Playing the game of increasing relevancy and reducing cost on Google’s content network makes me feel a little like I’m playing a game with a deity who occasionally drops delicious cookies and golden coins in my path, and sometimes leaves banana peels and fish heads for me to slip on instead. I know it’s dramatic, but this is how I feel. I know the tradeoffs: sometimes the lack of relevancy of some the sites we show up on is the price we pay for wider exposure. Though Google is making progress in their efforts to increase relevancy, there is much work to be done on the advertiser side to make sure we don’t run into as many unexpected surprises along the way, and to arm ourselves with the tools to overcome them when we inevitably do.
In contextual targeting, treat your ad groups like keywords.
Google recommends having multiple small, theme-focused ad groups as standard best practice to increase relevancy for site matching purposes. However, there’s another benefit: as we know, there is no keyword-level data available for the content network. If you make many very small ad groups with very closely related keywords, they can function within your account almost just like keywords, with all of the associated data. This allows you to pause and bid change on a much more granular level than using larger ad groups, which is very helpful in eliminating unnecessary spend on ad groups/keywords that don’t end up matching well contextually or have a high CPL which can be affected by bid modification. In larger ad groups, you’ll never be able to identify which keywords are matching you to sites that are less relevant.
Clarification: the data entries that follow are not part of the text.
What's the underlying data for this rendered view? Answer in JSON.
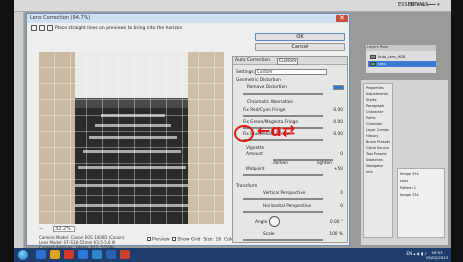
{
  "topbar": {
    "app_name": "ESSENTIALS",
    "items": "3D  ▾  ⊕  ━━━ ▾"
  },
  "camera_raw": {
    "window_title": "Lens Correction (94.7%)",
    "toolbar_hint": "Place straight lines on previews to bring into the horizon",
    "ok_label": "OK",
    "cancel_label": "Cancel",
    "tabs": [
      "Auto Correction",
      "Custom"
    ],
    "settings_label": "Settings:",
    "settings_value": "Custom",
    "geometric_distortion": "Geometric Distortion",
    "remove_distortion_label": "Remove Distortion",
    "chromatic_aberration": "Chromatic Aberration",
    "fix_red_cyan": "Fix Red/Cyan Fringe",
    "fix_green_magenta": "Fix Green/Magenta Fringe",
    "fix_blue_yellow": "Fix Blue/Yellow Fringe",
    "vignette_label": "Vignette",
    "amount_label": "Amount",
    "darken_label": "darken",
    "lighten_label": "lighten",
    "midpoint_label": "Midpoint",
    "transform_label": "Transform",
    "vertical_perspective": "Vertical Perspective",
    "horizontal_perspective": "Horizontal Perspective",
    "angle_label": "Angle",
    "scale_label": "Scale",
    "values": {
      "remove_distortion": "0.00",
      "red_cyan": "0.00",
      "green_magenta": "0.00",
      "blue_yellow": "0.00",
      "amount": "0",
      "midpoint": "+50",
      "vertical": "0",
      "horizontal": "0",
      "angle": "0.00 °",
      "scale": "100 %"
    },
    "zoom_minus": "−",
    "zoom_level": "32.2%",
    "camera_info": [
      "Camera Model: Canon EOS 1000D (Canon)",
      "Lens Model: EF-S18-55mm f/3.5-5.6 III",
      "Camera Settings: 18mm, f/11, 1/100s"
    ],
    "bottom_controls": {
      "preview": "Preview",
      "show_grid": "Show Grid",
      "size_label": "Size:",
      "size_value": "16",
      "color_label": "Color:"
    }
  },
  "annotation": {
    "symbol": "←ɑ⇄"
  },
  "ps_float": {
    "head": "Layers Pano",
    "rows": [
      "Auto_Lens_HDR",
      "Lens"
    ]
  },
  "ps_panel": {
    "list": [
      "Properties",
      "Adjustments",
      "Styles",
      "Paragraph",
      "Character",
      "Paths",
      "Channels",
      "Layer Comps",
      "History",
      "Brush Presets",
      "Clone Source",
      "Tool Presets",
      "Swatches",
      "Navigator",
      "Info"
    ],
    "layers": [
      "Image 334",
      "Lens",
      "Pattern 1",
      "Image 334"
    ]
  },
  "taskbar": {
    "tray_text": "EN ▴ ◈ ▮ ♪",
    "clock_time": "09:53",
    "clock_date": "05/02/2013"
  }
}
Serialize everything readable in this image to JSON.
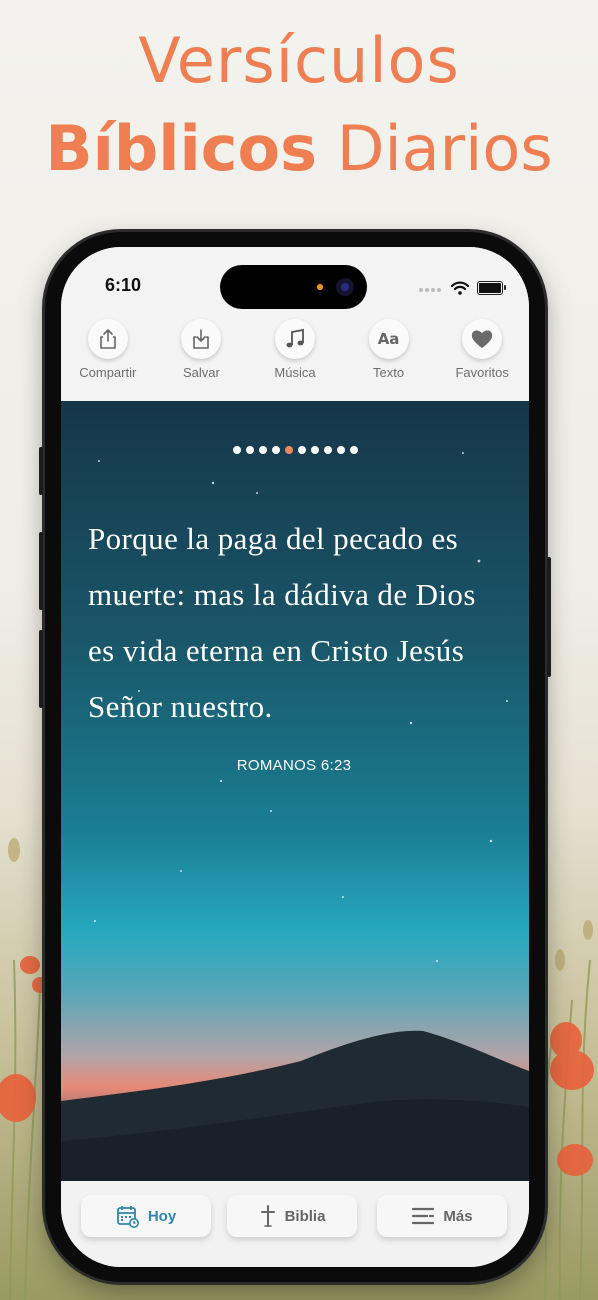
{
  "promo": {
    "line1": "Versículos",
    "line2_bold": "Bíblicos",
    "line2_rest": "Diarios"
  },
  "status_bar": {
    "time": "6:10"
  },
  "toolbar": {
    "share": {
      "label": "Compartir",
      "icon": "share-icon"
    },
    "save": {
      "label": "Salvar",
      "icon": "download-icon"
    },
    "music": {
      "label": "Música",
      "icon": "music-note-icon"
    },
    "text": {
      "label": "Texto",
      "icon_text": "Aa"
    },
    "favorites": {
      "label": "Favoritos",
      "icon": "heart-icon"
    }
  },
  "pager": {
    "count": 10,
    "active_index": 4
  },
  "verse": {
    "text": "Porque la paga del pecado es muerte: mas la dádiva de Dios es vida eterna en Cristo Jesús Señor nuestro.",
    "reference": "ROMANOS 6:23"
  },
  "tabs": {
    "today": {
      "label": "Hoy",
      "active": true,
      "icon": "calendar-icon"
    },
    "bible": {
      "label": "Biblia",
      "icon": "cross-icon"
    },
    "more": {
      "label": "Más",
      "icon": "menu-icon"
    }
  },
  "colors": {
    "accent_orange": "#ef7f52",
    "active_tab_blue": "#2f86b3",
    "pager_active": "#ef8a60"
  }
}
Consider what else your keywords may mean, and use intelligent ad group separation to learn where your target audience is online.
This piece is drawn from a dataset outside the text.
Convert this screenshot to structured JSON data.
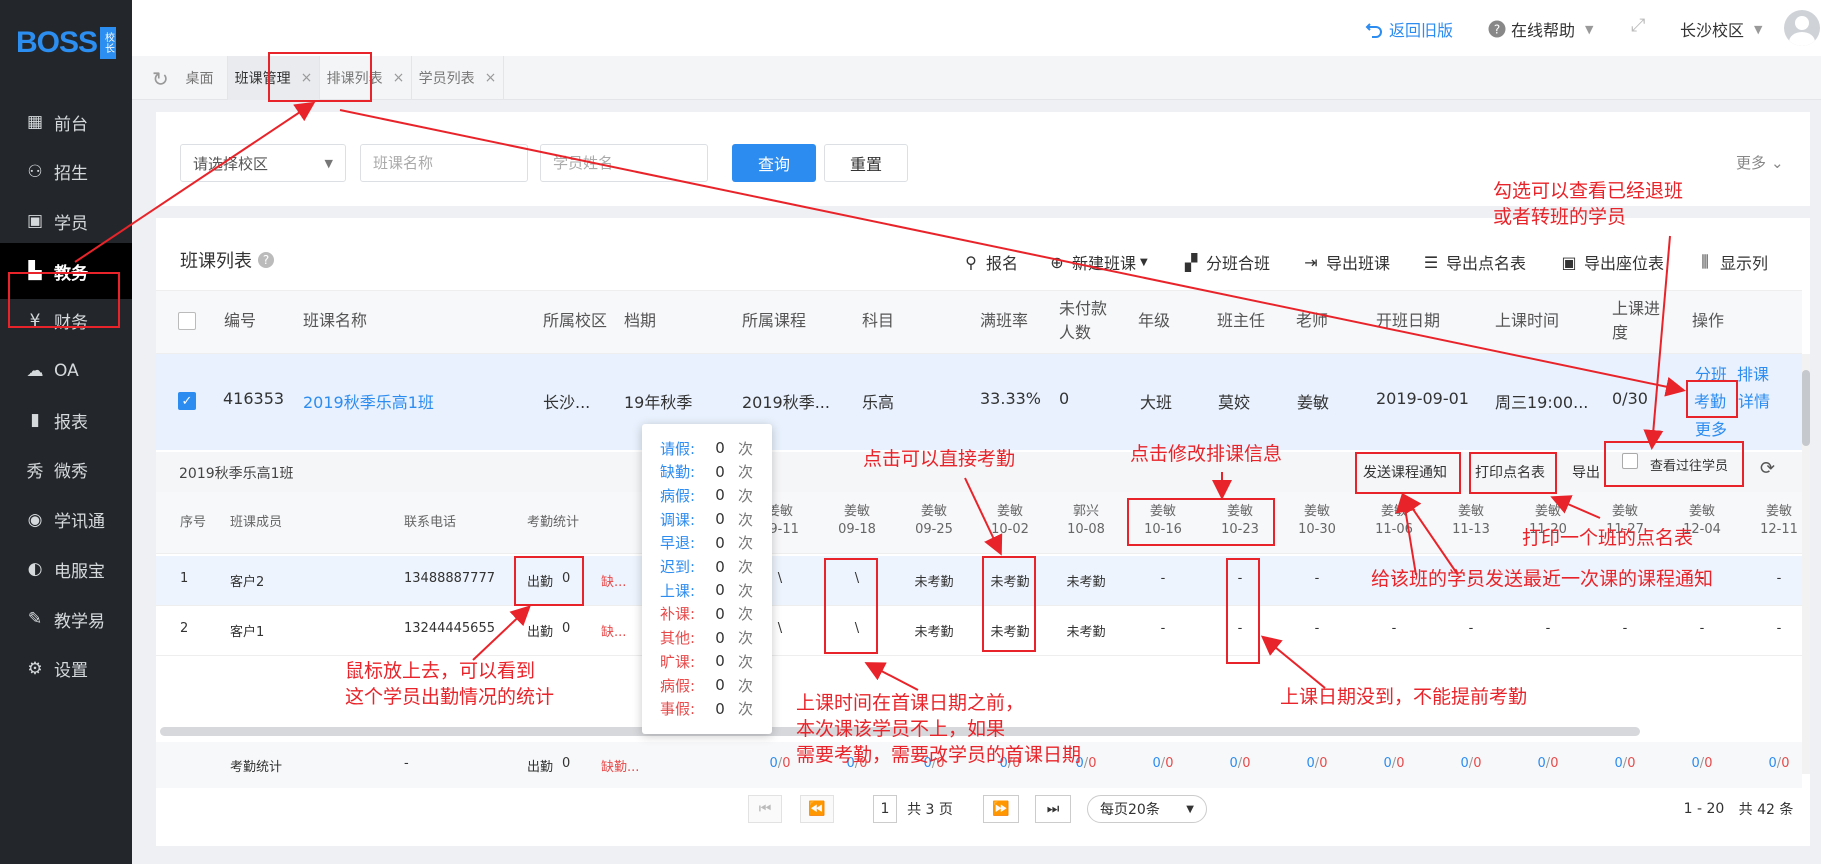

Not every keyword you use for search is going to get you relevant traffic on the content network, but sometimes they’ll surprise you. Some keywords, especially those with very broad meanings, may match to sites with an audience that isn’t exactly within your normal target range. For example, say you advertise for a fashion design school. An ad group which contains “fashion design” and “fashion designing” as keywords is much likely to create a situation where your ads show up on fashion design game websites, fashion advice websites, and any other number of locations related to fashion which may or may not convert well for you. It’s worth introducing these keywords to see if the audience on these sites converts well, but it’s also well worth separating them from keywords such as “fashion design school” or “fashion design college”, because yes, Google knows they are different things, and these keywords are likely to be matched to very different sites than the first two. Google’s recently introduced predetermined audience-targeting options (which are not yet available for all advertisers) look to the goal of targeting your audience of interest specifically rather than allowing a complicated algorithm to match your keywords to sites with similar content, but the audiences currently available, even to those advertisers who have this function, are fairly broad, therefore it will continue to be useful to use this type of testing.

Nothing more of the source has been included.